The Talons shifted uneasily. “We’re paid up,” the Jinxman said quietly. “All our dues, in a place that in your day was called Babylon.”

Fu Hao nodded. “I fought in China, before China
was
. Did you see the thing through to the end?”

“Our part of it, yes. We were ordinary soldiers, not a general.”

“Good. Will you serve your homeland once again? Is risking your lives too much to ask one more time?”

“What does this place have to do with our home?”

“That is the truth you need to hear.”

“We’ve heard a lot of things since we were brought here. Most have turned out to be lies.”

“I was banished here, rightly so, and I may not leave, but I will fight for my land nonetheless, for
China
. I may be damned, but I will stand for my home. You were banished here, unjustly so, and you may leave; will you stand for
your
home?”

Shad could see why she had been so good at leading troops: he had been pissed and eager to leave, but the way she said what she did reached something in him. A glance at the other Talons showed that he wasn’t alone. “Say what you will.”

Fu Hao gestured, and Astkar stepped forward. “Fu Hao was imprisoned in the mountain. That is true. You were banished here by the Council, subject to twenty year’s duration, unless the conditions of your binding are met or you trick the bindings with the harnesses and incantation, which is true.”

“The truth you need to hear is the
why
. We have always been aware of your world, while your world forgot about us. The founders of the Council of Twelve were the banished who nurtured a hatred for the old world, the world of the banishers; they vowed revenge upon the old world. Others who had been banished, like Fu Hao, accepted what was done and intended to make new lives here. The Great Field is a legacy of the war between the two factions, a war which broke the great powers.”

“Long ago the Council of Twelve began to study the Great Field, and they discovered that the revenants were essentially outlanders. They discovered the secret of the revenant origins, and the truth behind certain old legends, and with generations of work they established what some of the first banished knew: that there can be roads between your world and ours.”

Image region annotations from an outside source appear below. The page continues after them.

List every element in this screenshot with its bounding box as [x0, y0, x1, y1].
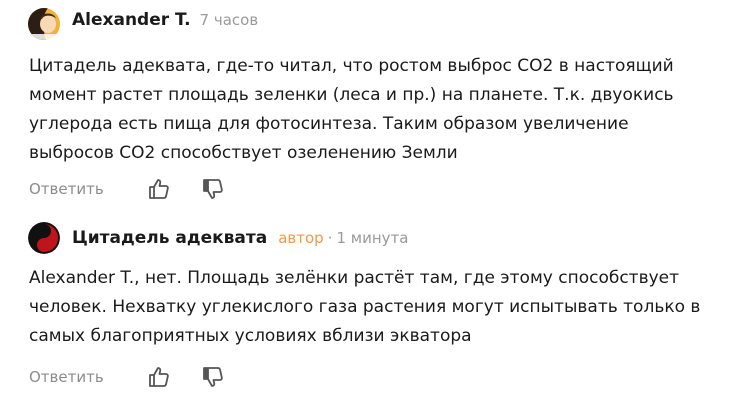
thumb-down-icon[interactable] [201, 177, 225, 201]
avatar[interactable] [28, 8, 60, 40]
thumb-up-icon[interactable] [147, 365, 171, 389]
separator-dot: · [327, 229, 333, 247]
thumb-up-icon[interactable] [147, 177, 171, 201]
author-name[interactable]: Alexander T. [72, 10, 191, 30]
comments-thread: Alexander T. 7 часов Цитадель адеквата, … [0, 0, 752, 401]
comment-text: Цитадель адеквата, где-то читал, что рос… [29, 56, 674, 163]
thumb-down-icon[interactable] [201, 365, 225, 389]
comment-header: Alexander T. 7 часов [72, 10, 258, 38]
comment: Alexander T. 7 часов Цитадель адеквата, … [0, 0, 752, 208]
comment-time[interactable]: 7 часов [200, 11, 259, 29]
comment-actions: Ответить [29, 364, 225, 390]
avatar[interactable] [28, 222, 60, 254]
author-name[interactable]: Цитадель адеквата [72, 228, 267, 248]
comment: Цитадель адеквата автор · 1 минута Alexa… [0, 212, 752, 401]
comment-text: Alexander T., нет. Площадь зелёнки растё… [29, 268, 701, 346]
comment-actions: Ответить [29, 176, 225, 202]
comment-header: Цитадель адеквата автор · 1 минута [72, 228, 408, 256]
reply-button[interactable]: Ответить [29, 368, 147, 386]
reply-button[interactable]: Ответить [29, 180, 147, 198]
author-badge: автор [278, 229, 324, 247]
yin-yang-avatar-icon [28, 222, 60, 254]
user-avatar-icon [28, 8, 60, 40]
comment-time[interactable]: 1 минута [336, 229, 408, 247]
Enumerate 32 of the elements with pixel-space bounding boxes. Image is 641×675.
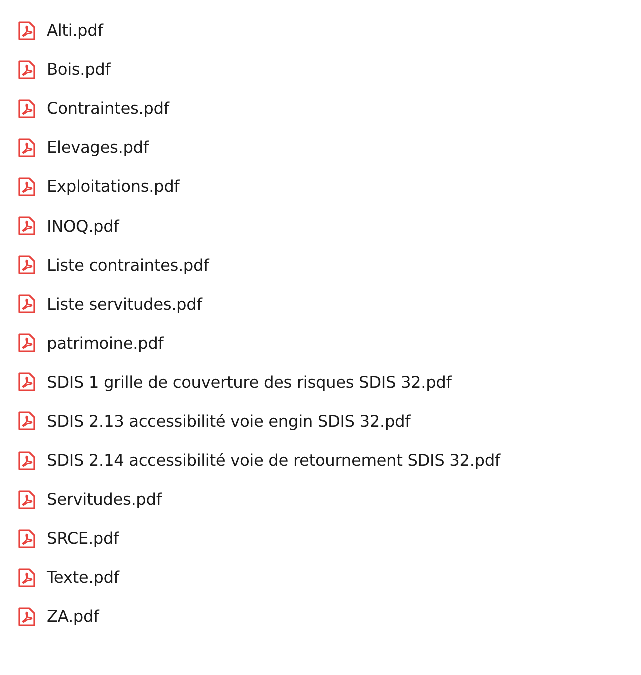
file-name[interactable]: patrimoine.pdf (47, 334, 164, 353)
pdf-file-icon (18, 528, 36, 549)
file-name[interactable]: Alti.pdf (47, 21, 104, 40)
pdf-file-icon (18, 255, 36, 276)
pdf-file-icon (18, 450, 36, 471)
file-name[interactable]: SDIS 1 grille de couverture des risques SDIS 32.pdf (47, 372, 452, 392)
file-name[interactable]: Elevages.pdf (47, 138, 149, 158)
pdf-file-icon (18, 20, 36, 41)
pdf-file-icon (18, 138, 36, 158)
pdf-file-icon (18, 411, 36, 432)
pdf-file-icon (18, 333, 36, 354)
file-name[interactable]: Servitudes.pdf (47, 490, 162, 510)
file-name[interactable]: SDIS 2.14 accessibilité voie de retournement SDIS 32.pdf (47, 451, 500, 470)
file-name[interactable]: SRCE.pdf (47, 529, 120, 548)
pdf-file-icon (18, 294, 36, 314)
file-name[interactable]: Liste contraintes.pdf (47, 256, 210, 275)
pdf-file-icon (18, 98, 36, 119)
file-name[interactable]: Exploitations.pdf (47, 177, 180, 196)
file-name[interactable]: Liste servitudes.pdf (47, 294, 202, 314)
pdf-file-icon (18, 216, 36, 236)
file-name[interactable]: INOQ.pdf (47, 216, 120, 236)
pdf-file-icon (18, 176, 36, 197)
pdf-file-icon (18, 490, 36, 510)
file-name[interactable]: Texte.pdf (47, 568, 120, 588)
pdf-file-icon (18, 372, 36, 392)
pdf-file-icon (18, 606, 36, 627)
pdf-file-icon (18, 568, 36, 588)
pdf-file-icon (18, 60, 36, 80)
file-name[interactable]: Contraintes.pdf (47, 99, 170, 118)
file-name[interactable]: SDIS 2.13 accessibilité voie engin SDIS 32.pdf (47, 412, 411, 431)
file-name[interactable]: Bois.pdf (47, 60, 111, 80)
file-name[interactable]: ZA.pdf (47, 607, 100, 626)
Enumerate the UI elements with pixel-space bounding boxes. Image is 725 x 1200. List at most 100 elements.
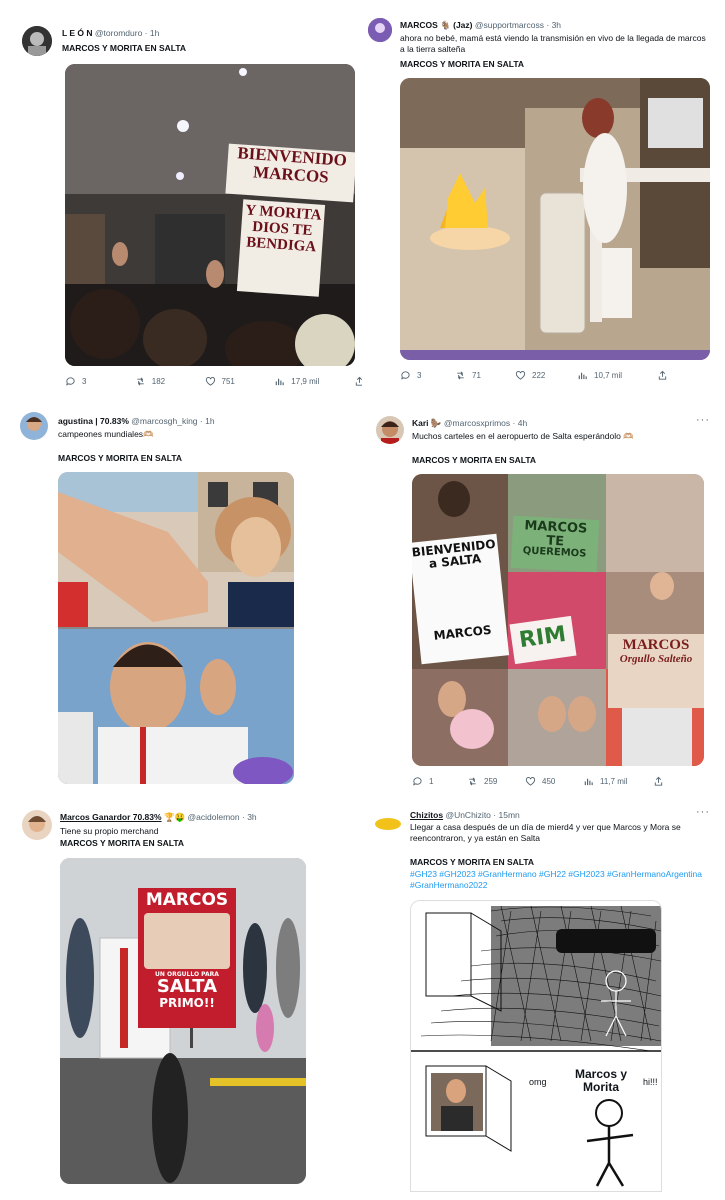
- tweet-photo[interactable]: [400, 78, 710, 360]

“They offered freedom to Fu Hao for her help, an offer which my Lady refused. The offer made my Lady aware of their efforts, and what the Council did not know was that her prison had windows, small ones, but sufficient to find and recruit those who shared her beliefs. Very few at any one time, but sufficient to follow the Council’s actions.”

“The Ebon Assembly,” Derek said.

“More name than we warranted, but yes. There is much to this of an arcane nature, there are endless details to a plan that has been developed by generations of long-lived mages, but you need not bother with any but the salient points. It was not your minor beliefs which re-shaped our world, but the Council discovering and exploiting those beliefs, such as they were. These minor beliefs opened the roads, to use a metaphor, between our world and yours, and changing the laws of learning in our world made the roads…stronger, to put it in simpler terms. From there they brought in the first seven outlanders, only to discover that they could not control them. They adjusted the roads based upon their errors and brought in more outlanders, telling them the purpose was to kill the seven intruders, but in reality the Council needed outlanders coming here, living here, and dying here.”

“Why?” Jeff asked.

“Because to use a metaphor the Council needed regular travel upon the roads between our world and yours, travel back and forth.”